There were signs of a change in the weather as we left Wick, and the St. Magnus rolled considerably; but occasionally we had a good view of the precipitous rocks that lined the coast, many of them having been christened by the sailors after the objects they represented, as seen from the sea. The most prominent of these was a double-headed peak in Caithness, which formed a remarkably perfect resemblance to the breasts of a female giant with nipples complete, and this they had named the "Maiden's Paps." Then there was the "Old Man of Hoy," and other rocks that stood near the entrance to that terrible torrent of the sea, the Pentland Firth; but, owing to the rolling of our ship, we were not in a fit state either of mind or body to take much interest in them, and we were very glad when we reached the shelter of the Orkney Islands and entered the fine harbour of Kirkwall. Here we had to stay for a short time, so we went ashore and obtained a substantial lunch at the Temperance Hotel near the old cathedral, wrote a few letters, and at 3 p.m. rejoined the St. Magnus.
The sea had been quite rough enough previously, but it soon became evident that it had been smooth compared with what followed, and during the coming night we wished many times that our feet were once more on terra firma. The rain descended, the wind increased in violence, and the waves rolled high and broke over the ship, and we were no longer allowed to occupy our favourite position on the upper deck, but had to descend a stage lower. We were saturated with water from head to foot in spite of our overalls, and we were also very sick, and, to add to our misery, we could hear, above the noise of the wind and waves, the fearful groaning of some poor woman who, a sailor told us, had been suddenly taken ill, and it was doubtful if she could recover.
He carried a fish in his hand which he had caught as it was washed on deck, and he invited us to come and see the place where he had to sleep. A dismal place it was too, flooded with water, and not a dry thing for him to put on. We could not help feeling sorry that these sailors had such hardships to undergo; but he seemed to take it as a matter of course, and appeared to be more interested in the fish he carried than in the storm that was then raging. We were obliged to keep on the move to prevent our taking cold, and we realised that we were in a dark, dismal, and dangerous position, and thought of the words of a well-known song and how appropriate they were to that occasion:
"O Pilot! 'tis a fearful night,
There's danger on the deep;
I'll come and pace the deck with thee,
I do not dare to sleep."
"Go down!" the Pilot cried, "go down!
This is no place for thee;
Fear not! but trust in Providence,
Wherever thou may'st be."
The storm continued for hours, and, as it gradually abated, our feelings became calmer, our fears subsided, and we again ventured on the upper deck. The night had been very dark hitherto, but we could now see the occasional glimmering of a light a long distance ahead, which proved to be that of a lighthouse, and presently we could distinguish the bold outlines of the Shetland Islands.

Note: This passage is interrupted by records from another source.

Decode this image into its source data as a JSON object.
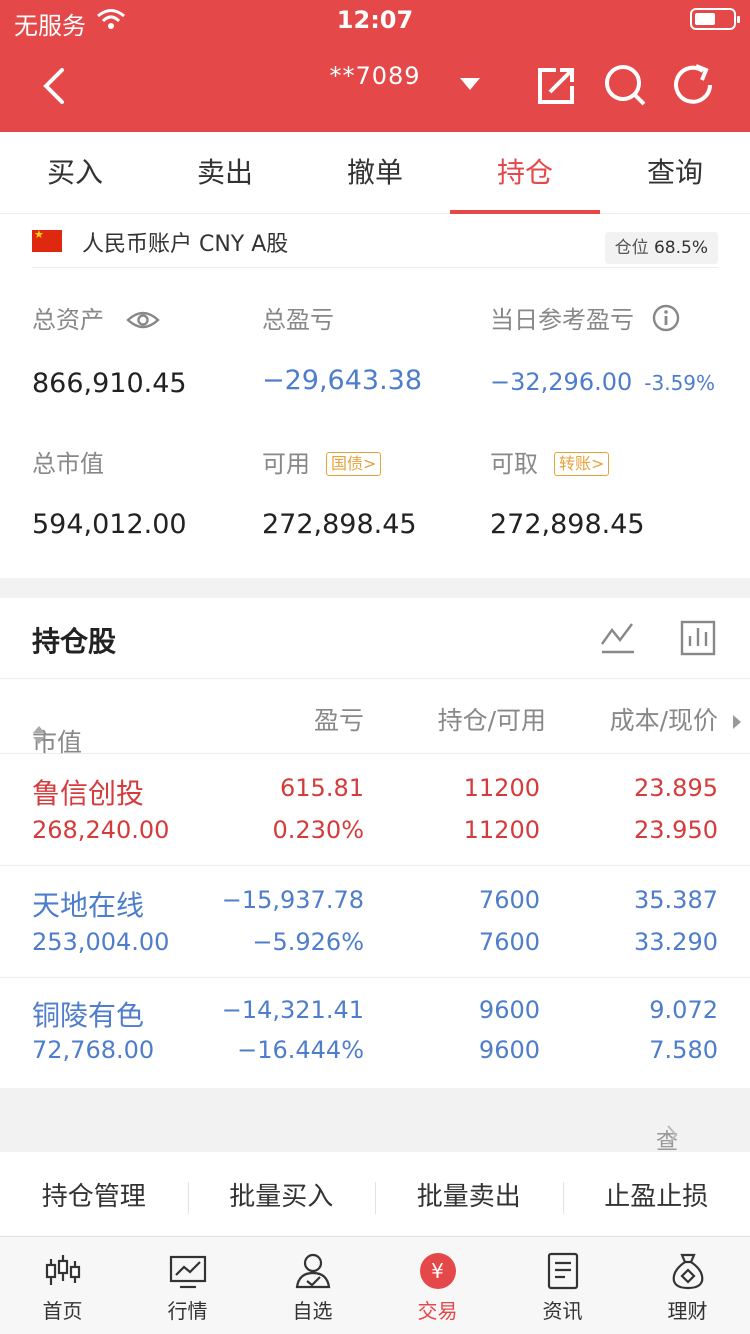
{
  "status_bar": {
    "carrier": "无服务",
    "time": "12:07"
  },
  "nav": {
    "account": "**7089"
  },
  "tabs": [
    "买入",
    "卖出",
    "撤单",
    "持仓",
    "查询"
  ],
  "account": {
    "name": "人民币账户 CNY A股",
    "position_label": "仓位",
    "position_value": "68.5%"
  },
  "summary": {
    "total_assets_label": "总资产",
    "total_assets": "866,910.45",
    "total_pnl_label": "总盈亏",
    "total_pnl": "−29,643.38",
    "daily_pnl_label": "当日参考盈亏",
    "daily_pnl": "−32,296.00",
    "daily_pct": "-3.59%",
    "market_value_label": "总市值",
    "market_value": "594,012.00",
    "available_label": "可用",
    "available_tag": "国债>",
    "available": "272,898.45",
    "withdrawable_label": "可取",
    "withdrawable_tag": "转账>",
    "withdrawable": "272,898.45"
  },
  "holdings": {
    "title": "持仓股",
    "headers": {
      "market_value": "市值",
      "pnl": "盈亏",
      "holding": "持仓/可用",
      "cost": "成本/现价"
    },
    "rows": [
      {
        "name": "鲁信创投",
        "market_value": "268,240.00",
        "pnl": "615.81",
        "pnl_pct": "0.230%",
        "holding": "11200",
        "available": "11200",
        "cost": "23.895",
        "price": "23.950"
      },
      {
        "name": "天地在线",
        "market_value": "253,004.00",
        "pnl": "−15,937.78",
        "pnl_pct": "−5.926%",
        "holding": "7600",
        "available": "7600",
        "cost": "35.387",
        "price": "33.290"
      },
      {
        "name": "铜陵有色",
        "market_value": "72,768.00",
        "pnl": "−14,321.41",
        "pnl_pct": "−16.444%",
        "holding": "9600",
        "available": "9600",
        "cost": "9.072",
        "price": "7.580"
      }
    ],
    "cleared_link": "查看已清仓股票"
  },
  "actions": [
    "持仓管理",
    "批量买入",
    "批量卖出",
    "止盈止损"
  ],
  "tabbar": [
    {
      "label": "首页",
      "icon": "candlestick-icon"
    },
    {
      "label": "行情",
      "icon": "line-chart-icon"
    },
    {
      "label": "自选",
      "icon": "user-check-icon"
    },
    {
      "label": "交易",
      "icon": "yuan-icon",
      "symbol": "¥"
    },
    {
      "label": "资讯",
      "icon": "document-icon"
    },
    {
      "label": "理财",
      "icon": "money-bag-icon"
    }
  ],
  "colors": {
    "brand_red": "#e44848",
    "loss_blue": "#4e7ecb",
    "gain_red": "#d63b3b",
    "tag_orange": "#e6a23c"
  }
}
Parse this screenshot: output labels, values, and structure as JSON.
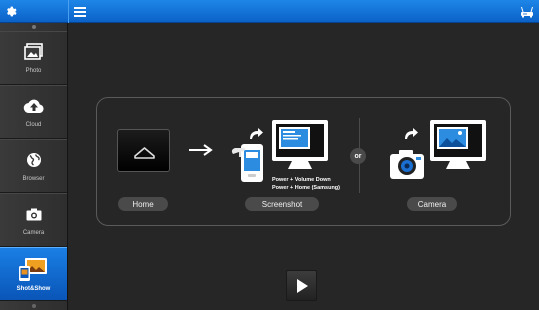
{
  "icons": {
    "settings": "gear-icon",
    "menu": "hamburger-menu-icon",
    "connection": "wifi-router-icon"
  },
  "sidebar": {
    "items": [
      {
        "label": "Photo",
        "icon": "photo-icon",
        "active": false
      },
      {
        "label": "Cloud",
        "icon": "cloud-upload-icon",
        "active": false
      },
      {
        "label": "Browser",
        "icon": "globe-icon",
        "active": false
      },
      {
        "label": "Camera",
        "icon": "camera-icon",
        "active": false
      },
      {
        "label": "Shot&Show",
        "icon": "shot-and-show-icon",
        "active": true
      }
    ]
  },
  "main": {
    "home_label": "Home",
    "screenshot_label": "Screenshot",
    "camera_label": "Camera",
    "or_label": "or",
    "hint_line1": "Power + Volume Down",
    "hint_line2": "Power + Home (Samsung)"
  },
  "colors": {
    "accent": "#0b62c8",
    "background": "#262626",
    "pill": "#4a4a4a"
  }
}
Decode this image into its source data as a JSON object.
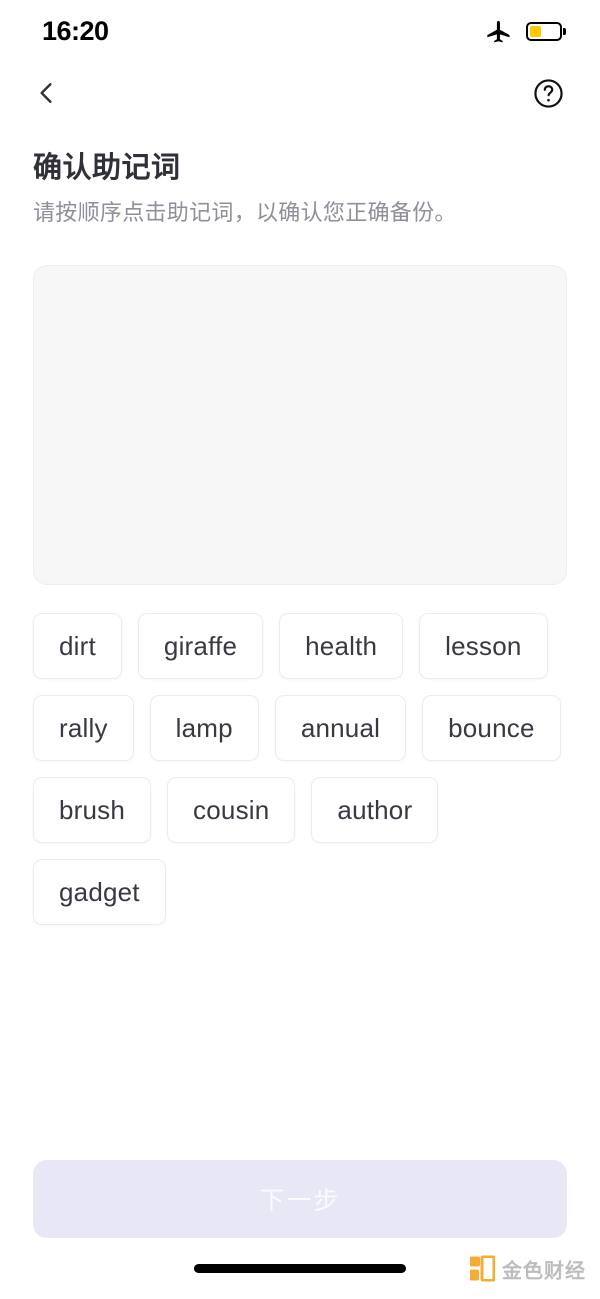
{
  "status_bar": {
    "time": "16:20",
    "airplane_icon": "airplane-mode-icon",
    "battery_icon": "battery-low-power-icon",
    "battery_level_percent": 40,
    "battery_color": "#FFCB00"
  },
  "nav": {
    "back_icon": "chevron-left-icon",
    "help_icon": "question-mark-circle-icon"
  },
  "heading": {
    "title": "确认助记词",
    "subtitle": "请按顺序点击助记词，以确认您正确备份。"
  },
  "dropzone": {
    "selected_words": [],
    "background": "#f7f7f8"
  },
  "word_pool": {
    "words": [
      "dirt",
      "giraffe",
      "health",
      "lesson",
      "rally",
      "lamp",
      "annual",
      "bounce",
      "brush",
      "cousin",
      "author",
      "gadget"
    ]
  },
  "footer": {
    "next_label": "下一步",
    "next_disabled": true,
    "next_background": "#e7e7f5"
  },
  "watermark": {
    "text": "金色财经",
    "mark_color": "#F5A623"
  }
}
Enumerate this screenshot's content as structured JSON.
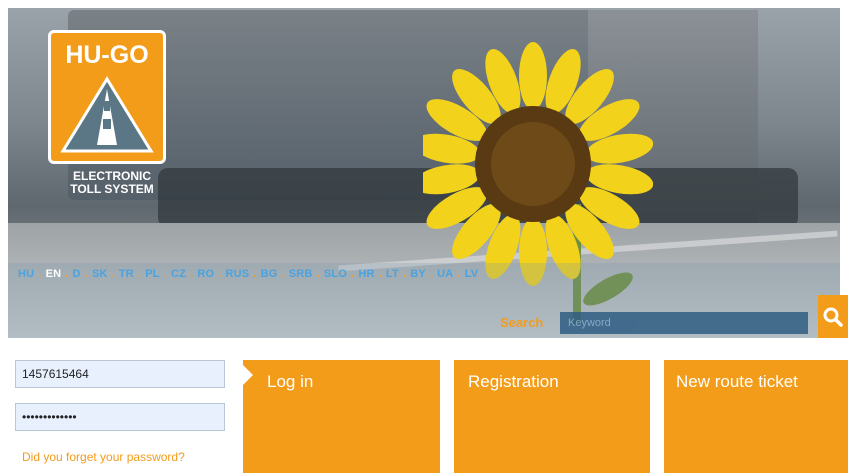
{
  "header": {
    "logo": {
      "title": "HU-GO",
      "subtitle_line1": "ELECTRONIC",
      "subtitle_line2": "TOLL SYSTEM"
    },
    "languages": [
      {
        "code": "HU",
        "active": false
      },
      {
        "code": "EN",
        "active": true
      },
      {
        "code": "D",
        "active": false
      },
      {
        "code": "SK",
        "active": false
      },
      {
        "code": "TR",
        "active": false
      },
      {
        "code": "PL",
        "active": false
      },
      {
        "code": "CZ",
        "active": false
      },
      {
        "code": "RO",
        "active": false
      },
      {
        "code": "RUS",
        "active": false
      },
      {
        "code": "BG",
        "active": false
      },
      {
        "code": "SRB",
        "active": false
      },
      {
        "code": "SLO",
        "active": false
      },
      {
        "code": "HR",
        "active": false
      },
      {
        "code": "LT",
        "active": false
      },
      {
        "code": "BY",
        "active": false
      },
      {
        "code": "UA",
        "active": false
      },
      {
        "code": "LV",
        "active": false
      }
    ],
    "search": {
      "label": "Search",
      "placeholder": "Keyword",
      "button_icon": "search-icon"
    }
  },
  "login": {
    "username_value": "1457615464",
    "password_value": "•••••••••••••",
    "forgot_link": "Did you forget your password?"
  },
  "tiles": {
    "login": "Log in",
    "registration": "Registration",
    "route_ticket": "New route ticket"
  },
  "colors": {
    "accent": "#f39c1a",
    "link": "#4aa3e0"
  }
}
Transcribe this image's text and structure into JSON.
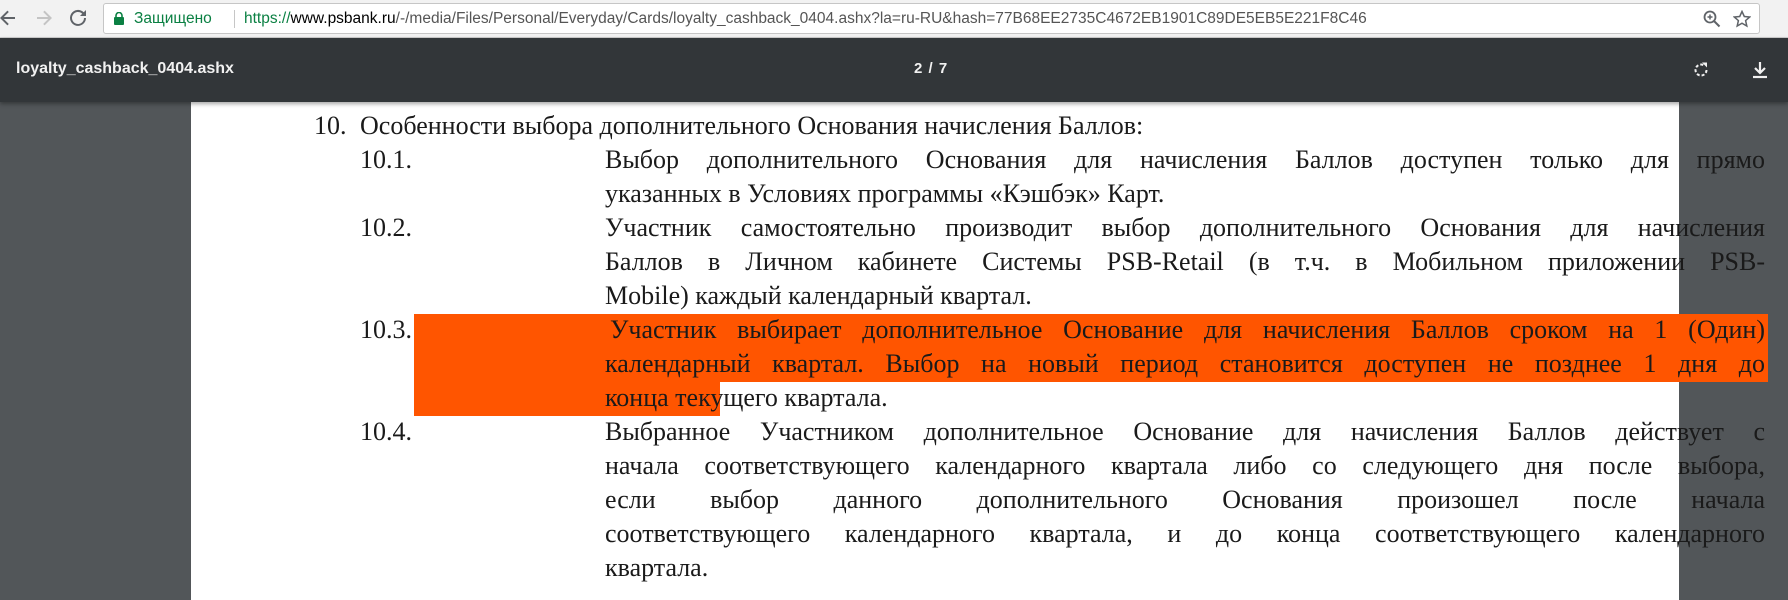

As we entered Bressay Sound, however, a beautiful transformation scene suddenly appeared, for the clouds vanished as if by magic, and the last quarter of the moon, surrounded by a host of stars, shone out brilliantly in the clear sky. It was a glorious sight, for we had never seen these heavenly bodies in such a clear atmosphere before, and it was hard to realise that they were so far away from us. We could appreciate the feelings of a little boy of our acquaintance, who, when carried outside the house one fine night by his father to see the moon, exclaimed in an ecstasy of delight: "Oh, reach it, daddy! - reach it!" and it certainly looked as if we could have reached it then, so very near did it appear to us.
It was two o'clock on Sunday morning, September 10th, when we reached Lerwick, the most northerly town in Her Majesty's British Dominions, and we appealed to a respectable-looking passenger who was being rowed ashore with us in the boat as to where we could obtain good lodgings. He kindly volunteered to accompany us to a house at which he had himself stayed before taking up his permanent residence as a tradesman in the town and which he could thoroughly recommend. Lerwick seemed a weird-looking place in the moonlight, and we turned many corners on our way to our lodgings, and were beginning to wonder how we should find our way out again, when our companion stopped suddenly before a private boarding-house, the door of which was at once opened by the mistress. We thanked the gentleman for his kind introduction, and as we entered the house the lady explained that it was her custom to wait up for the arrival of the St. Magnus. We found the fire burning and the kettle boiling, and the cup that cheers was soon on the table with the usual accompaniments, which were quickly disposed of. We were then ushered to our apartments - a bedroom and sitting or dining-room combined, clean and comfortable, but everything seemed to be moving like the ship we had just left. Once in bed, however, we were soon claimed by the God of Slumber, sleep, and dreams - our old friend Morpheus.